En réalité, cette décision corrige une dérive vieille de plusieurs décennies : au Gabon, on s’est longtemps présenté aux élections législatives non pas pour siéger, mais pour sécuriser une légitimité politique destinée à être monnayée au gouvernement. Cela n’est malheureusement plus possible au regard du grand revirement consacré par le Vème République, si chère au président de République Brice Clotaire Oligui Nguema.

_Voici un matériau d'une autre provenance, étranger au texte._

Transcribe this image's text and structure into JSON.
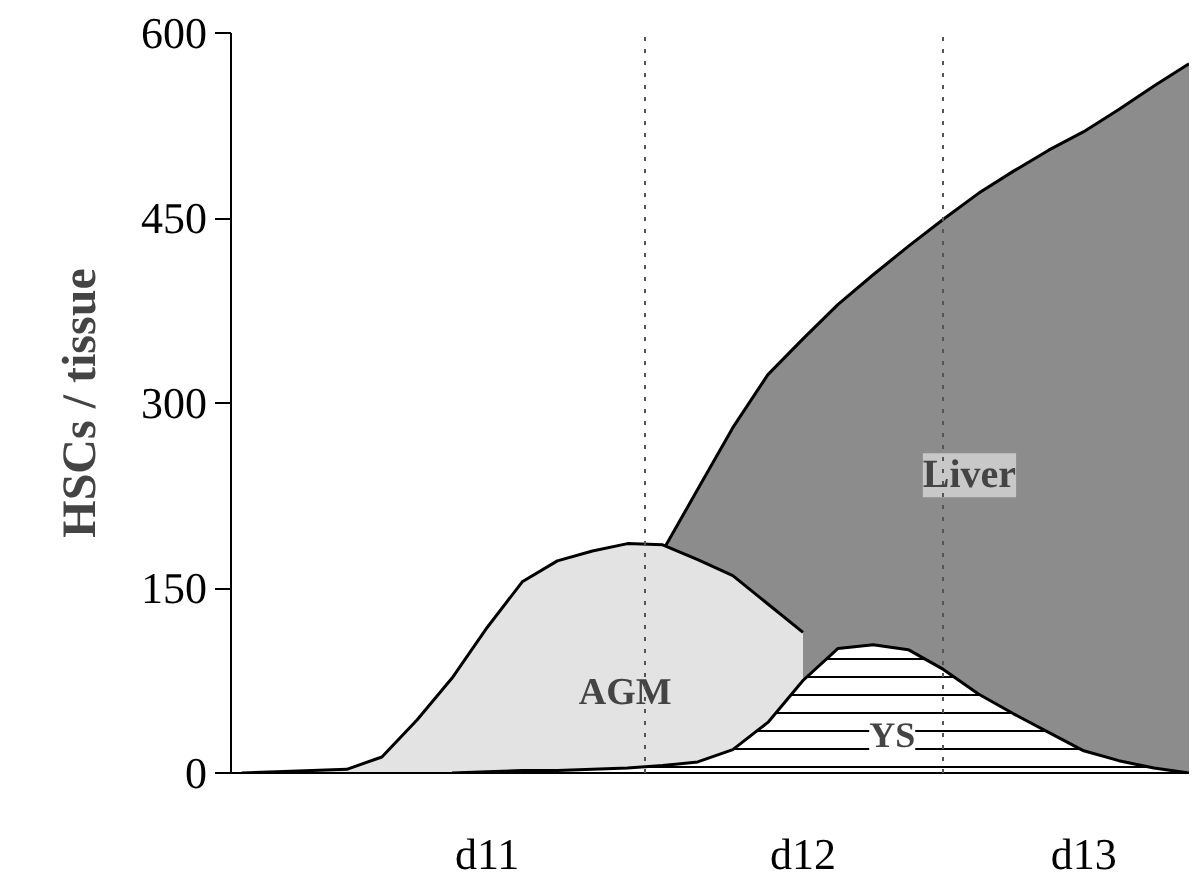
{
  "chart_data": {
    "type": "area",
    "ylabel": "HSCs / tissue",
    "categories": [
      null,
      null,
      null,
      null,
      null,
      null,
      null,
      "d11",
      null,
      null,
      null,
      null,
      null,
      null,
      null,
      null,
      "d12",
      null,
      null,
      null,
      null,
      null,
      null,
      null,
      "d13",
      null,
      null,
      null
    ],
    "ylim": [
      0,
      600
    ],
    "yticks": [
      0,
      150,
      300,
      450,
      600
    ],
    "grid": "x",
    "series": [
      {
        "name": "Liver",
        "color": "#8c8c8c",
        "values": [
          null,
          null,
          null,
          null,
          null,
          null,
          null,
          null,
          null,
          null,
          null,
          null,
          180,
          230,
          280,
          323,
          352,
          380,
          404,
          427,
          449,
          470,
          488,
          505,
          520,
          538,
          557,
          575
        ]
      },
      {
        "name": "AGM",
        "color": "#e3e3e3",
        "values": [
          0,
          1,
          2,
          3,
          13,
          43,
          77,
          118,
          155,
          172,
          180,
          186,
          185,
          173,
          160,
          137,
          114,
          null,
          null,
          null,
          null,
          null,
          null,
          null,
          null,
          null,
          null,
          null
        ]
      },
      {
        "name": "YS",
        "color": "#ffffff",
        "values": [
          null,
          null,
          null,
          null,
          null,
          null,
          0,
          1,
          2,
          2,
          3,
          4,
          6,
          9,
          19,
          41,
          75,
          101,
          104,
          100,
          84,
          64,
          48,
          33,
          18,
          10,
          4,
          0
        ]
      }
    ]
  }
}
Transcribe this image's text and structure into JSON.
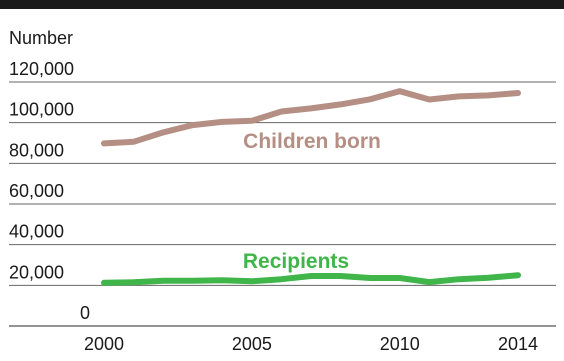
{
  "chart_data": {
    "type": "line",
    "title": "",
    "ylabel": "Number",
    "xlabel": "",
    "x": [
      2000,
      2001,
      2002,
      2003,
      2004,
      2005,
      2006,
      2007,
      2008,
      2009,
      2010,
      2011,
      2012,
      2013,
      2014
    ],
    "x_ticks": [
      2000,
      2005,
      2010,
      2014
    ],
    "x_tick_labels": [
      "2000",
      "2005",
      "2010",
      "2014"
    ],
    "y_ticks": [
      0,
      20000,
      40000,
      60000,
      80000,
      100000,
      120000
    ],
    "y_tick_labels": [
      "0",
      "20,000",
      "40,000",
      "60,000",
      "80,000",
      "100,000",
      "120,000"
    ],
    "xlim": [
      2000,
      2014
    ],
    "ylim": [
      0,
      120000
    ],
    "grid": "horizontal",
    "legend": "inline labels",
    "series": [
      {
        "name": "Children born",
        "color": "#b58f84",
        "values": [
          89800,
          90600,
          95200,
          98800,
          100400,
          100900,
          105500,
          107000,
          109000,
          111500,
          115500,
          111400,
          112900,
          113400,
          114600
        ]
      },
      {
        "name": "Recipients",
        "color": "#3fb54a",
        "values": [
          21300,
          21500,
          22300,
          22300,
          22500,
          22000,
          23000,
          24600,
          24600,
          23600,
          23600,
          21600,
          23000,
          23700,
          25000
        ]
      }
    ]
  }
}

Le gouvernement resserré n’est pas une punition : c’est la conséquence d’un choix assumé
En renvoyant les ministres élus au Parlement et au Sénat, le président met fin à l’idée selon laquelle l’exécutif serait une salle d’attente permanente pour les ambitieux. Désormais, si l’on veut gouverner, on ne se présente pas aux élections parlementaires. Si l’on veut légiférer, on ne reste pas au gouvernement. C’est le ba.ba d’un régime présidentiel.
Les ministres élus députés, démissionnaires du gouvernement ne sont donc pas « sacrifiés ». Ils sont réorientés vers leur mission première, laquelle découle du suffrage universel direct : siéger, voter les lois, contrôler l’action du gouvernement. Ce sont précisément les responsabilités qu’ils ont réclamées pendant la campagne.
Et pour le pays ? Un signal politique salutaire
La séquence du 14 novembre marque un tournant qui clarifie plusieurs principes essentiels : On ne peut pas s’offrir un mandat parlementaire comme une décoration, l’élection a un sens, une fonction, une responsabilité et le régime présidentiel a des codes, il faut les appliquer sans état d’âme. Pour la première fois depuis longtemps, l’État impose une cohérence institutionnelle.
La Ve République gabonaise ne pourra fonctionner que si ses acteurs jouent franc jeu : on ne peut pas courir tous les lièvres institutionnels à la fois. Les ministres élus à l’Assemblée et au Sénat ne sont pas des « exilés ». Ils sont simplement rappelés à leur mission. La démocratie n’est pas un buffet où chacun se sert selon son appétit du moment.
C’est un contrat. Et quand on demande la voix du peuple, on doit ensuite la porter. Pas la contourner. Le message est clair : On ne triche pas avec le suffrage universel. On ne triche plus avec les institutions.